11 Support delivery roll 13 Phosphor sheet delivery roll 15 Temporary support winding roll 17 Primary Calendar Roll 18 Secondary Calendar Roll 20 Laminate roll 31 roll body 32 roll axis 33 flywheel

   ─────────────────────────────────────────────────── ─── Continued front page    (72) Inventor Hiroki Saito             798 Miyadai, Kaisei-cho, Ashigarakami-gun, Kanagawa Prefecture             Shishi Film Co., Ltd. F term (reference) 2G083 AA03 BB01 CC02 CC04 EE02

Claims (8)

[Claims] 1. A method for producing a long body of a radiation image conversion panel having a phosphor layer on a support, comprising a delivery roll whose moment of inertia is controlled within a range of 0.5 to 20 kg.m ^2. , A long support is fed under tension, while a long phosphor sheet made of a phosphor and a binder is fed out under tension from another feed roll, and the support and the By stacking the phosphor sheet and pressing it under heating with a calendar roll, the phosphor sheet is adhered to form a phosphor layer on the support, and at the same time, the phosphor layer is compressed, and then the phosphor layer is pressed.

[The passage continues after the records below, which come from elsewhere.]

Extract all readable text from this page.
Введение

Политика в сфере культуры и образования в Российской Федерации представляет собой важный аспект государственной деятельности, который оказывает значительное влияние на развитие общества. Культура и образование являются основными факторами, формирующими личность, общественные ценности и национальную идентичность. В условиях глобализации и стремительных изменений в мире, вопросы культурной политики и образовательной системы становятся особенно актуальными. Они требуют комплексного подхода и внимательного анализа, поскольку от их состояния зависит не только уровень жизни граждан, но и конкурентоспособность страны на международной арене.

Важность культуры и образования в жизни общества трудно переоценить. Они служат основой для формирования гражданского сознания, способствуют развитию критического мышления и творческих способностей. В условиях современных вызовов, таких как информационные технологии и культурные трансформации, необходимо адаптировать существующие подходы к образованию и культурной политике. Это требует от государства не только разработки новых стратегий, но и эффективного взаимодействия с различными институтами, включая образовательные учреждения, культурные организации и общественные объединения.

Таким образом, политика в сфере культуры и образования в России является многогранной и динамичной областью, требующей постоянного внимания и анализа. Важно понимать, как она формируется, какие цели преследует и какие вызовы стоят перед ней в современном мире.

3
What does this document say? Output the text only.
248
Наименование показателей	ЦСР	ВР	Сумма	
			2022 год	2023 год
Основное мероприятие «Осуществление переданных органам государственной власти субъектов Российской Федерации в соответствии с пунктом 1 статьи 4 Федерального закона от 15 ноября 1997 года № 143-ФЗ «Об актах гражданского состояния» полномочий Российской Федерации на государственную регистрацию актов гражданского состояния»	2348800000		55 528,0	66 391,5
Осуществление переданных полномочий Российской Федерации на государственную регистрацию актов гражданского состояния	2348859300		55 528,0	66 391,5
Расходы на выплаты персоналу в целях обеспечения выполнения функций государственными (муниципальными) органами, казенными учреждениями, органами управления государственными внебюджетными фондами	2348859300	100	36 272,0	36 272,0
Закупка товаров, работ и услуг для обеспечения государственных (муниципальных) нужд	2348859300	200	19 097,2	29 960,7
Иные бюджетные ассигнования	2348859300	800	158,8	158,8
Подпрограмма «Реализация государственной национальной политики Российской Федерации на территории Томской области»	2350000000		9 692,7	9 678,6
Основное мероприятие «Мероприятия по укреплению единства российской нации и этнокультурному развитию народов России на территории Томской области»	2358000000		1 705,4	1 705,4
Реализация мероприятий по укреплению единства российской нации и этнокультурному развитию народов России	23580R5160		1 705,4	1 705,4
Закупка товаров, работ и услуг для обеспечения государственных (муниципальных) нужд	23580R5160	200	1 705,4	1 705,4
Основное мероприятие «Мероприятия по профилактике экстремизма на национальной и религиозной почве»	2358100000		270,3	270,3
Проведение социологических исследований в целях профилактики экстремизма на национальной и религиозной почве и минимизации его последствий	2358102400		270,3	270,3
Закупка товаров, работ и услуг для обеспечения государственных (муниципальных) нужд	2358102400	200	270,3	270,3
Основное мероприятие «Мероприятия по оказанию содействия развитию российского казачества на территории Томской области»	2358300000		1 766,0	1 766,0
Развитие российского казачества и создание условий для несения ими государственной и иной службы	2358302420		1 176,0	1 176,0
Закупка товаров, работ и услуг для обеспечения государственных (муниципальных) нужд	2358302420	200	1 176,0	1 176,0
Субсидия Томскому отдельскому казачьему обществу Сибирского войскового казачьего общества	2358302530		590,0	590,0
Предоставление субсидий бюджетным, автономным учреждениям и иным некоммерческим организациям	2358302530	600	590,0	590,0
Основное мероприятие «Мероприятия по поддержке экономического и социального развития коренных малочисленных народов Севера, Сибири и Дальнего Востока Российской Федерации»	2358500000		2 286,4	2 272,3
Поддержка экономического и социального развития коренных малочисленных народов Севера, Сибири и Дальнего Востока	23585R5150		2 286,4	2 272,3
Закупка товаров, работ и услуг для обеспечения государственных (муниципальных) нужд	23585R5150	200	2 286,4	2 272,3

A method comprising winding a support provided with a layer with a winding roll under tension. ^2. The method of manufacturing a radiation image conversion panel according to claim 1, wherein the moment of inertia of the support delivery roll is controlled within a range of 0.5 to 10 kg · m ² . 3. The method of manufacturing a radiation image conversion panel according to claim 1, wherein a flywheel is mounted on a fixed shaft of the support delivery roll to control the moment of inertia of the delivery roll. 4. The method for producing a radiation image conversion panel according to claim 1, wherein the difference between the tension when the support is fed out and the tension when the support is wound is 1000 g / cm or less. . 5. The method of manufacturing a radiation image conversion panel according to claim 1, wherein the diameter of the support delivery roll is in the range of 100 to 2000 mm. 6. The method for manufacturing a radiation image storage panel according to claim 1, wherein the diameter of the support take-up roll is in the range of 100 to 2000 mm. 7. The method of manufacturing a radiation image storage panel according to claim 1, wherein the elastic modulus of the elongated support is in the range of 1000 to 10000 MPa. 8. The method of manufacturing a radiation image storage panel according to claim 1, wherein the elastic modulus of the elongated phosphor sheet is in the range of 50 to 500 MPa.